L'enregistrement de ce dernier cours magistral du maître à penser de
la gauche marocaine sera, par la suite, maintes fois réécouté au
"cab 1"…
A Rabat, le standardiste de l'opération eut du mal à
joindre le général Oufkir. Celui-ci finit par passer, dans
l'après-midi, au siège du "cab 1" où il ramasse une forte somme
d'argent en devises avant de partir, vers 18 heures, heure locale,
pour l'aéroport. Y a-t-il pris l'avion militaire mis à la
disposition de l'opération "Bouya Bachir"
par le colonel
Lyoussi, du 2
e bureau de l'armée, et prêt à partir depuis
trois jours ? S'est-il rendu d'abord à Fès, où séjourne alors le
roi, pour
"voir le patron", comme il l'aurait dit au
téléphone à Antoine Lopez, l'agent français multicartes à Orly, à
qui le général annonce son arrivée à Paris pour la nuit, à 2 h 30 ?
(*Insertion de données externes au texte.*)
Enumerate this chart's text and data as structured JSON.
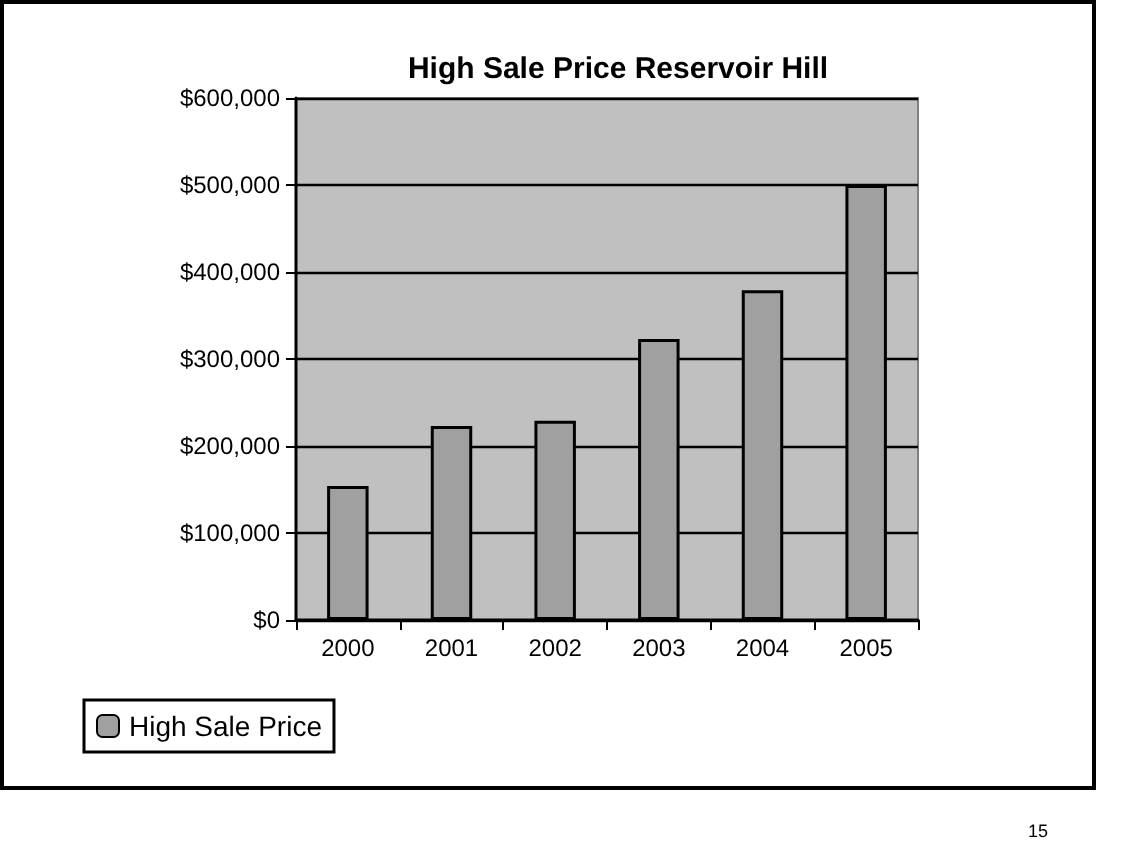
{
  "chart_data": {
    "type": "bar",
    "title": "High Sale Price Reservoir Hill",
    "categories": [
      "2000",
      "2001",
      "2002",
      "2003",
      "2004",
      "2005"
    ],
    "series": [
      {
        "name": "High Sale Price",
        "color": "#a0a0a0",
        "values": [
          154000,
          223000,
          229000,
          323000,
          379000,
          500000
        ]
      }
    ],
    "ylim": [
      0,
      600000
    ],
    "yticks": [
      {
        "value": 0,
        "label": "$0"
      },
      {
        "value": 100000,
        "label": "$100,000"
      },
      {
        "value": 200000,
        "label": "$200,000"
      },
      {
        "value": 300000,
        "label": "$300,000"
      },
      {
        "value": 400000,
        "label": "$400,000"
      },
      {
        "value": 500000,
        "label": "$500,000"
      },
      {
        "value": 600000,
        "label": "$600,000"
      }
    ],
    "grid": "y",
    "legend": "bottom left",
    "annotations": [
      "15"
    ]
  }
}
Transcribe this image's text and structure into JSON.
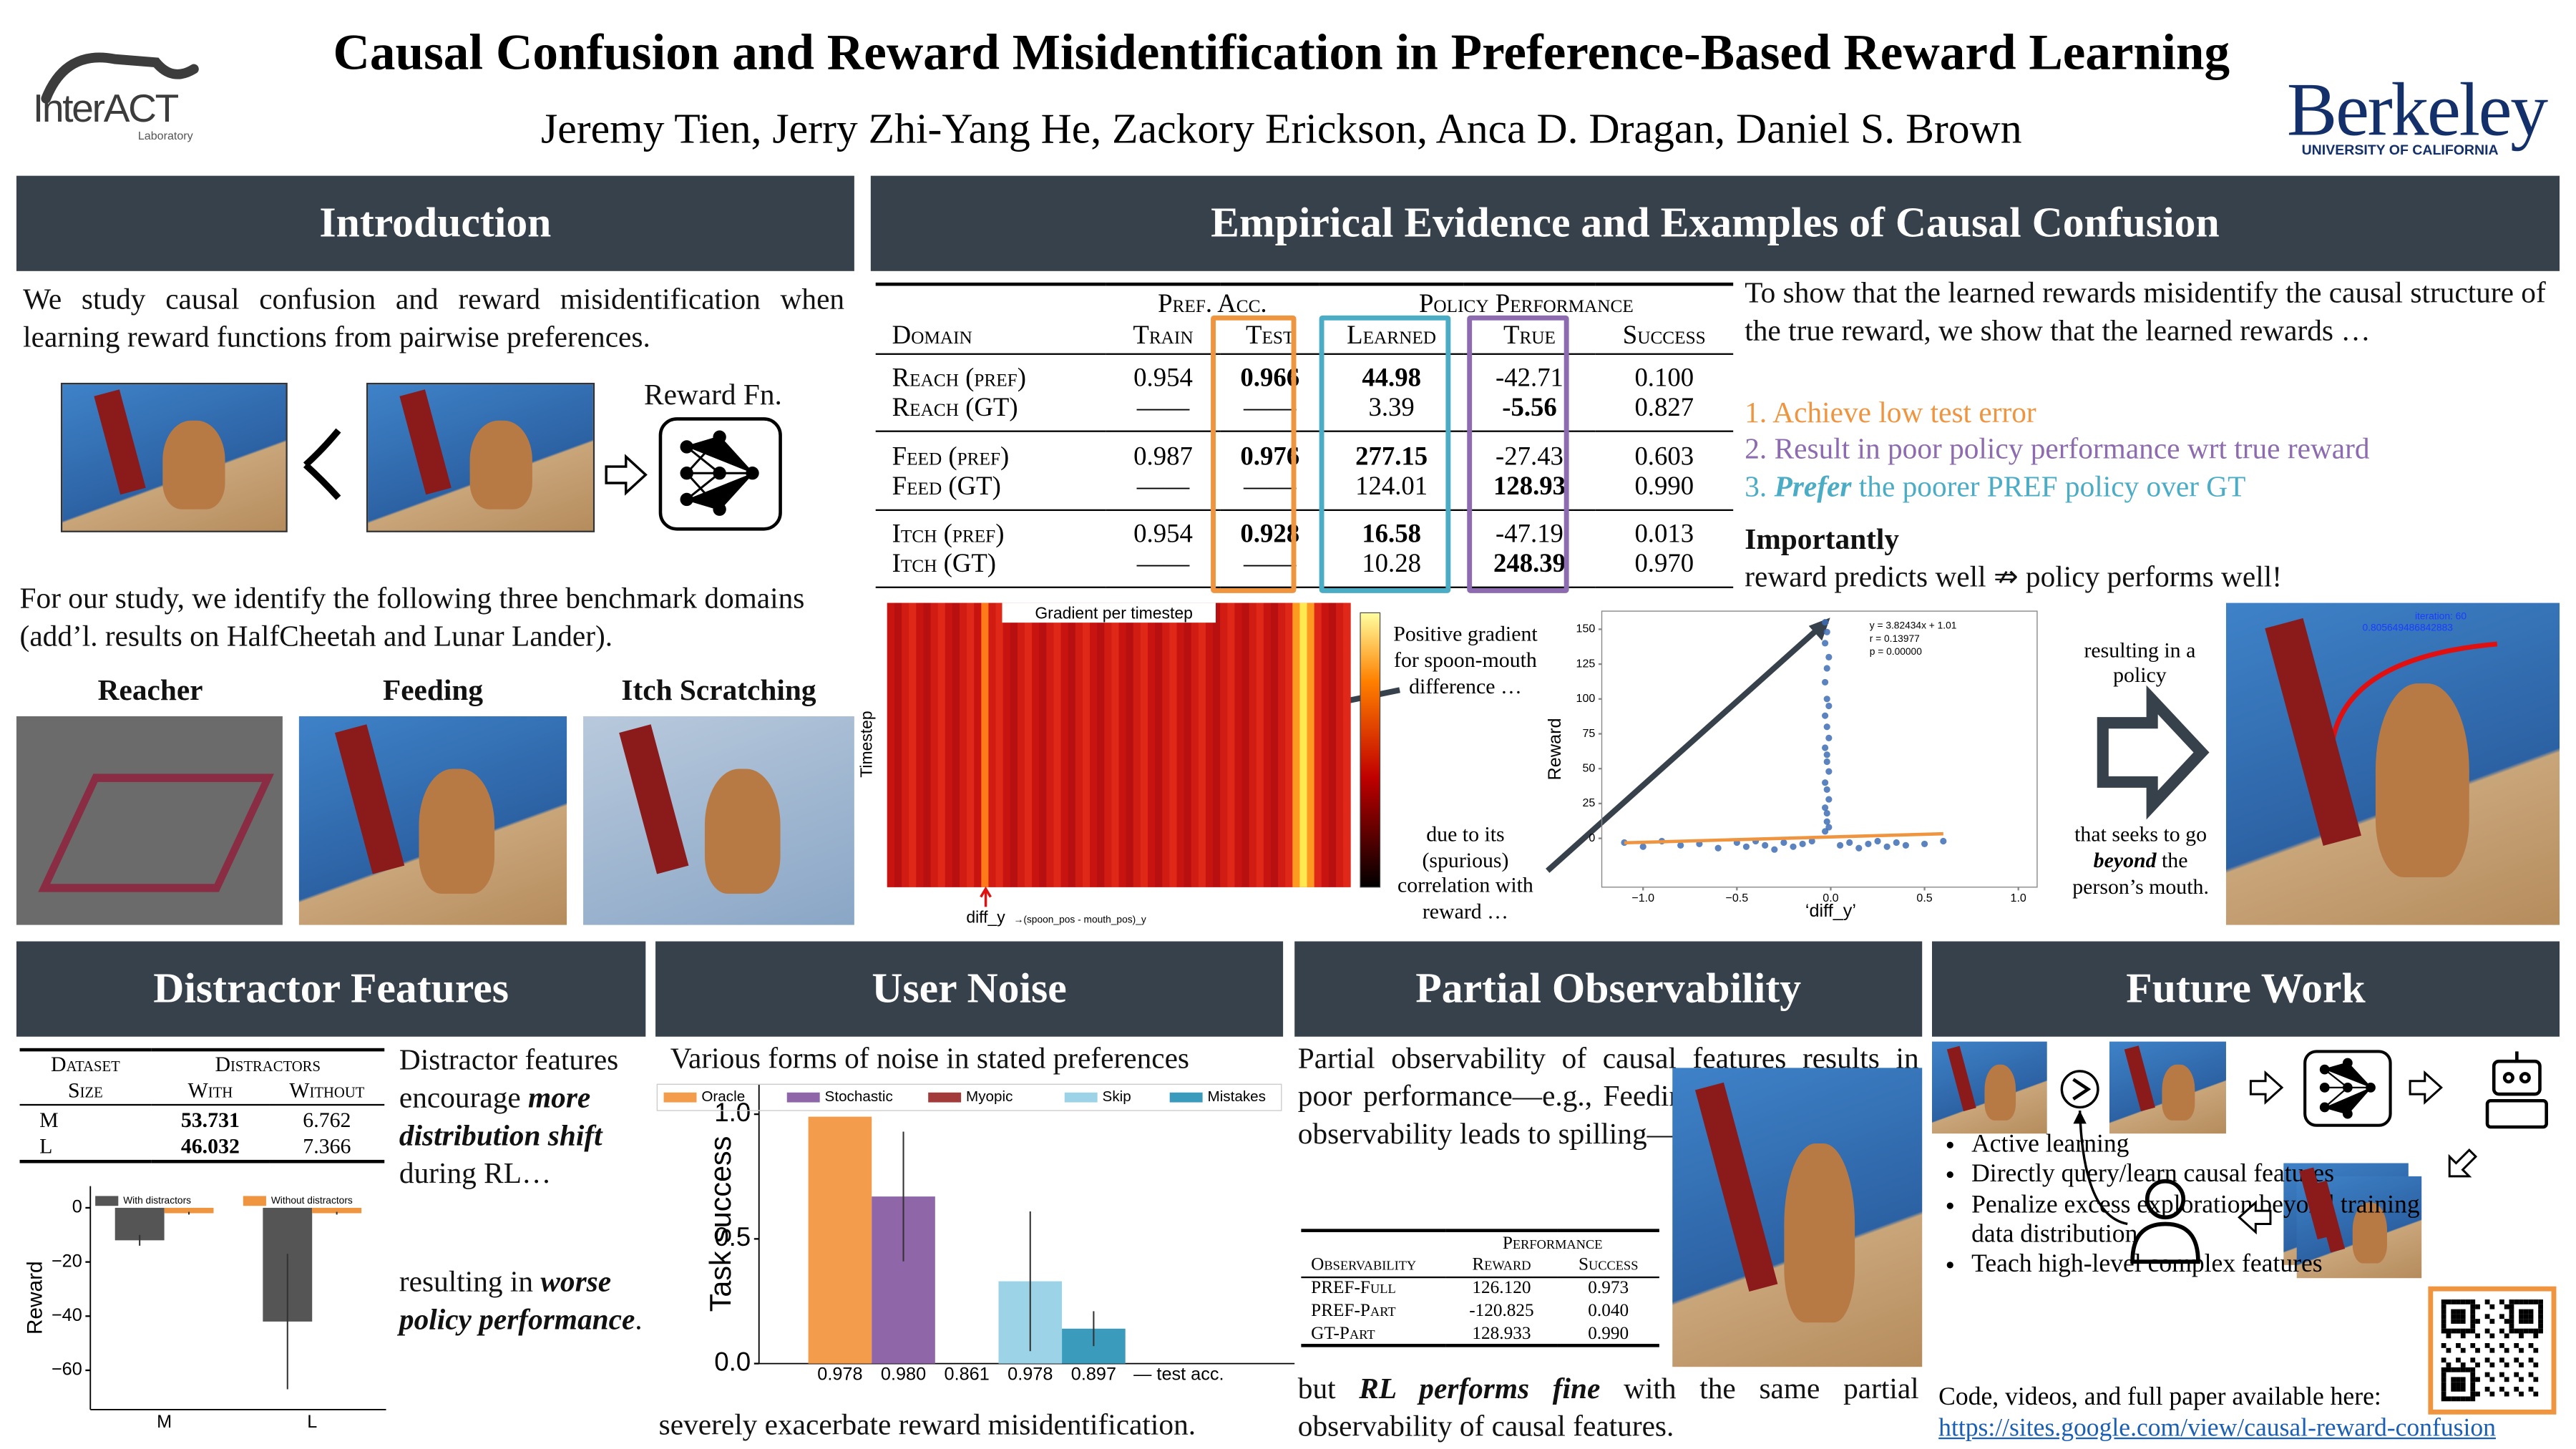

Ahmed Boukhari l'ignore. Il s'en tient aux certitudes de son
"registre permanencier" et aux témoignages de ses amis du service à
Paris qui, pendant les trente-six années qui se sont écoulées
depuis, ont sassé et ressassé en sa présence toujours les mêmes
souvenirs. Notamment celui du regard accusateur fixé sur eux par
Mehdi Ben Barka, menotté et suspendu, mais muet malgré la
torture.
Ahmed Boukhari enregistre le second appel de son
chef à Paris vers 21 heures, heure de Rabat. Mohamed Achaachi
demande que l'on fasse venir au siège du "cab 1" l'infirmier du
service, Ahmed Ajdaïn, dit "H'Mida", un jeune homme de vingt-quatre
ans. Celui-ci a une faute professionnelle à se faire pardonner : il
aurait dû être à Paris mais, n'ayant pas été en état de service
après une nuit de libations, il a été remplacé au pied levé par un
autre infirmier, Boubker Hassouni, plus âgé mais sans grande
formation. Prévenu chez lui, "H'Mida" arrive à la permanence. Vers
minuit, Mohamed Achaachi rappelle pour transmettre l'ordre à
l'infirmier de se rendre à l'aéroport de Rabat-Salé, d'y attendre le
retour de l'avion militaire qui doit ramener le "colis" dans la
nuit. Connaissant son protégé, originaire d'Oujda comme lui,
Achaachi insiste pour qu'il n'oublie pas la trousse avec ses
"instruments de travail". Peu après, il appelle à nouveau
pour s'assurer que ses consignes ont bien été exécutées. Mais une
heure plus tard, appelant encore une fois, il demande à ce que l'on
fasse revenir
"H'Mida" de l'aéroport : le vol de l'avion
militaire a été annulé, reporté de vingt-quatre heures. Entre-temps,
Mehdi Ben Barka est mort.
COMME les coups de fil en crescendo le laissent supposer, la
situation a dérapé au sud de Paris. Dans la villa de Fontenay,
l'arrivée du commandant Dlimi en début de soirée a totalement changé
la donne. Mehdi Ben Barka connaît bien cet ancien officier de la
"coloniale", reversé de l'armée française dans les Forces armées
royales (FAR), avant de faire carrière au sein de la sûreté
nationale. Le 18 novembre 1962, date anniversaire de l'indépendance
du Maroc, trois hommes de Dlimi au "cab 1" – Guerrouani Bennacer,
Maati Rayhane et, au volant, Ouzzine Mohand – avaient tenté
d'assassiner l'opposant, dans un attentat maquillé en accident de la
circulation. Ben Barka n'avait réchappé que de justesse, avec des
cervicales fêlées. Début 1963, Dlimi en personne avait effectué une
perquisition nocturne illégale à son domicile, en l'humiliant.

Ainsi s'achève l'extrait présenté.